Reminds me a bit of the good ol' pre-Vista days of "My Documents" et cetera in the Windows world. :) But hey, even MS took a decade between 95 and Vista to decide to drop the prefix!
Their choice of "My" caused a humorous reaction on quite a few people who felt the computer was much more a separate entity than a mechanical extension of themselves (to use the terminology of the OP)...
Remember the joke that Bill Gates reckons he has such complete control over every PC with Windows installed that he goes around naming each one "My Computer" so we won't forget it's his?
But versions of Windows before 95 didn‘t have the prefix. In Windows 3.1 it was just Program Manager, Write, Paintbrush, File Manager etc. So they took a step backwards in 95. It took them a decade to get back to where they were in the 80s.
This is a really dismissive comment that could be used to trivialize just about any article and debate here on HN. While it isn't a big issue, this topic is something designer's do think about and a discussion about its effects on user experience seems reasonable. Plus I doubt anyone's losing hours of productivity over this.
I disagree, I think if the OP was attempting to make a fair analysis, he should have acknowledged the third option. My immediate thought was the same expressed in this comment, as My & Your add wordiness. I suppose it depends on the overall tone & genre of the software you're (I'm?) designing, but it's an obvious alternative.
Dustin's post was not simply about whether to prepend labels with "my" or "your". That choice was an example of a more fundamental concern: whether to imagine the user as seeing an app as an extension of themselves or as seeing the app as a separate entity, and the implications of that in the interface.
It may have been helpful for the post to consider the effects of using no pronouns on a user's mental model, and a better response to the post would be to explore those effects, not to dismiss it outright as a false dilemma. A much better method of dismissing posts that have obvious answers is to not comment on them.
Calling comments dismissive is rather dismissive in itself. I don't see what is wrong with pointing out a better option (in the opinion of the commentator) in a succinct way.
That's the kind of dismissive attitude that kills web companies. If there's one thing we've learned from usability research, A/B testing and the like, it's that seemingly subtle changes in details can make a huge difference to overall effectiveness. And if there's a second thing we've learned, it's that what programmers or web developers assume is best is a lousy indicator of what is best when you actually measure results.
Presenting material in a way that resonates with the target audience of each particular product or service is important, and a little time spent getting it right will almost certainly generate more benefit than writing code for the same amount of time.

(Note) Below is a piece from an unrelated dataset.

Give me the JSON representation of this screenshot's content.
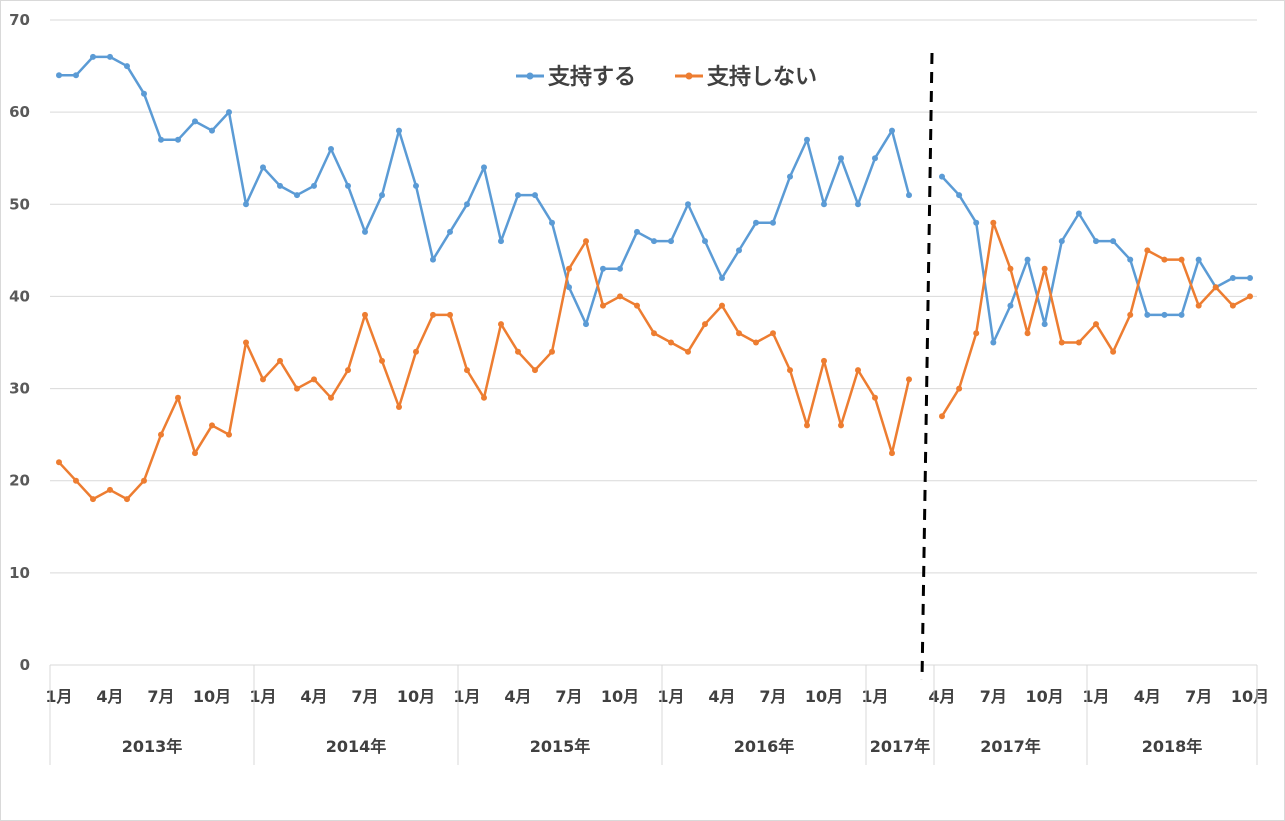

That's irrelevant. There are multiple reasonable possibilities here. Saying "Do X, now get on with coding" as if X is somehow obviously the right answer is a very dangerous attitude. The original article might not have mentioned those kinds of testing explicitly, but still, professionals decide among various choices being considered based on merit, not personal preference.
I find your comment odd (in that I am confused by it). The top comment (which you seem to take issue with) isn't any more useful to anyone than the OP itself. I took it as a bit tounge-in-cheek. You state that professionals make decisions based on merit rather than personal preference and yet the OP did the exact opposite. So neither the OP nor top-commenter are taking the 'professional' approach here.
FWIW I agree with pretty much everything you said in your previous comment (although perhaps not the first sentence).
EDIT: Or perhaps his last sentence irritated you? If he'd omitted "Now, get back to writing code!" would you still feel the same?
I think we just interpreted the original comment differently. I didn't sense any humour in the point being made, only in the flippant final line, and I strongly disagreed with the basic point regardless of anything related that the original article did or didn't mention. If I misunderstood then the poster has my apologies.
Where this simplicity breaks down is when you have two kinds of a thing. For example, a user may have documents shared by a group and then documents that are yours/mine.
Honestly, I still feel it's an overwrought discussion about something that ultimately doesn't effect the user enough to change their general perception of the product.
Microcopy generally takes the form of a speaking voice which addresses the User directly, so a phrase like "Are you sure you want to delete this Customer?" makes more sense than "Am I sure I want to delete this Customer?". And so forth.
Which Microsoft also fouled up. A user's desktop could contain elements which were present in the user's desktop folder, in a group folder, or in the global desktop folder for the system. From within the Explorer shell, it wasn't obviously clear where the element came from. Yet another reason I have a rabid dislike for GUI file manglers.